The main thing that we would have liked to have worked more on would be the createExp.pl script. We would have liked to have added a feature where you can change different configurations in the .cfg files. This would make it more useful in the future, especially when teams compete against each other at the end of the semester. Instead of having to manually go into the .cfg file, you would just be able to edit it through our script. As of right now, you can only create an experiment using one of the switchboard sizes and default settings. Our script also does not run the decode for unseen data, only seen data. Had we had more time these are two things we would definitely have wanted to finish. I think it would be a good place for a future group to start at in order to get themselves into the project.


Data

Our recommendation for future classes working on the data would be to work with the experiment team on the verify_all.pl script.
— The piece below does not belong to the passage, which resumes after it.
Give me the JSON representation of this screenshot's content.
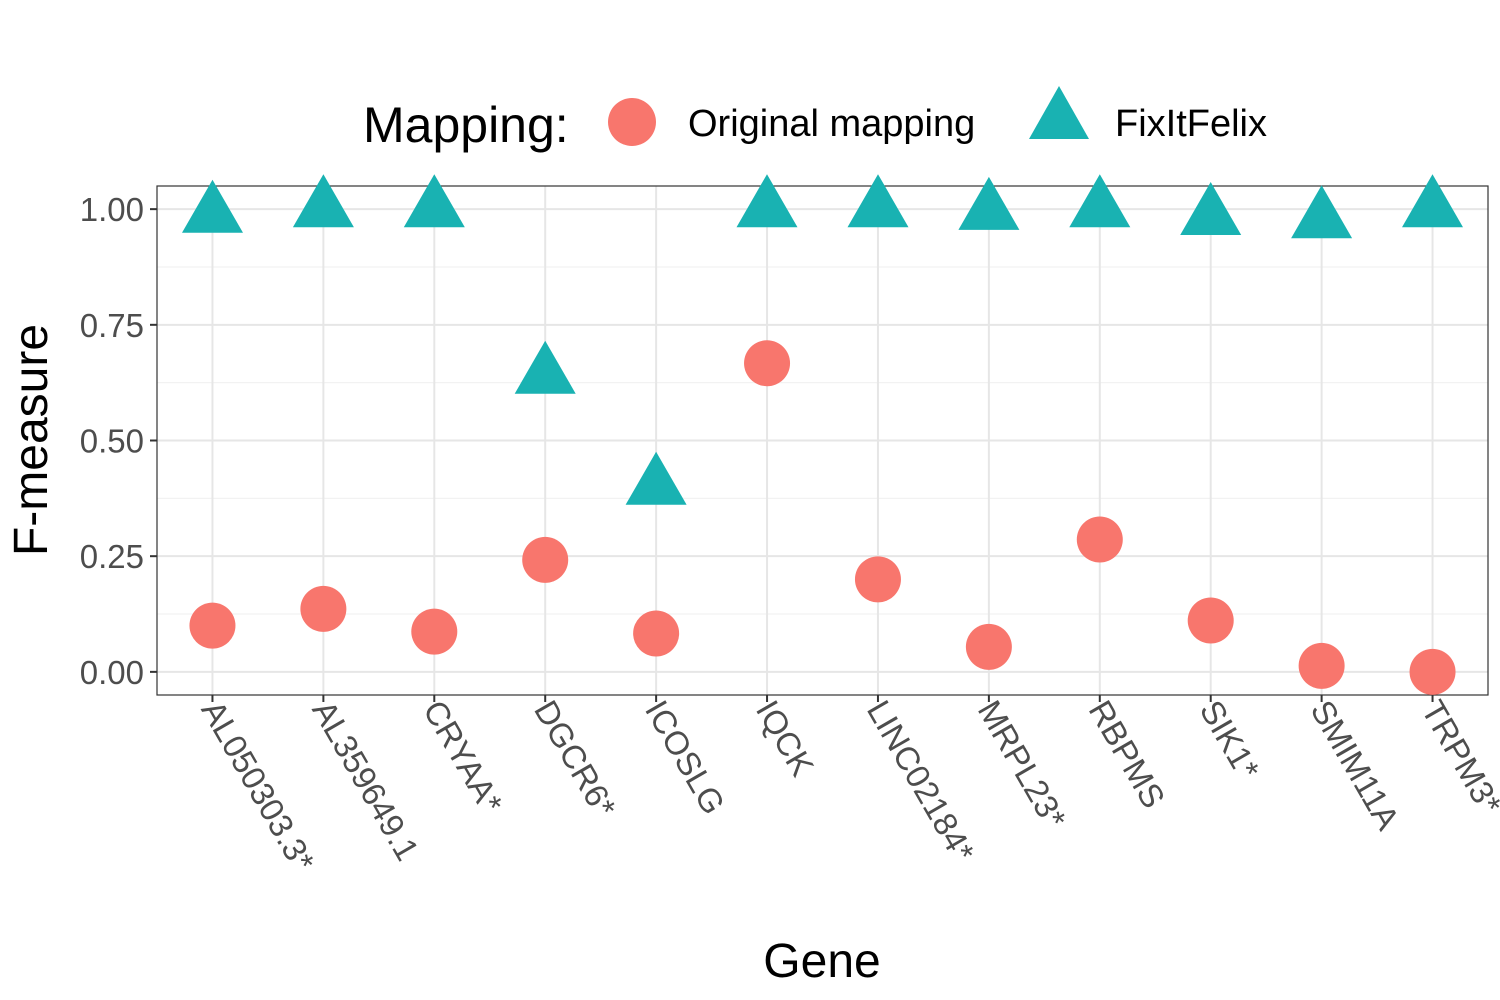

We were unable to successfully fix the errors that we received once the new regular expressions were added to the genTran.pl script. Similarly, the improved dictionary does not work due to errors in the verify_all.pl script. Some of the core files released by CMU may need to be edited, so a group with programming knowledge might be the best course of action for the future. The Sequence-to-Sequence G2P toolkit with TensorFlow might be something worth looking into for future groups as well.

Systems

The future systems team needs to work on finishing the backup server and make sure it can sync the backups on a regular schedule. Then, the focus should turn toward getting Torque installed on all of the drone machines and figure out how to get them all to work together to run trains and decodes. Next, the wifi dongle is going to need to be troubleshot on getting it to connect to the UNH secure network or figure out how to not get the connection to timeout after 30 minutes. Giving an Internet connection to every machine will help with keeping the systems up to date and patched. Lastly, we recommend taking a look at the hard drives in each drone to make sure that there are separate partitions and the boot drives can be cloned. During their semester, the future class will also need to focus on maintaining the systems and support the needs of the other groups when they ask for it.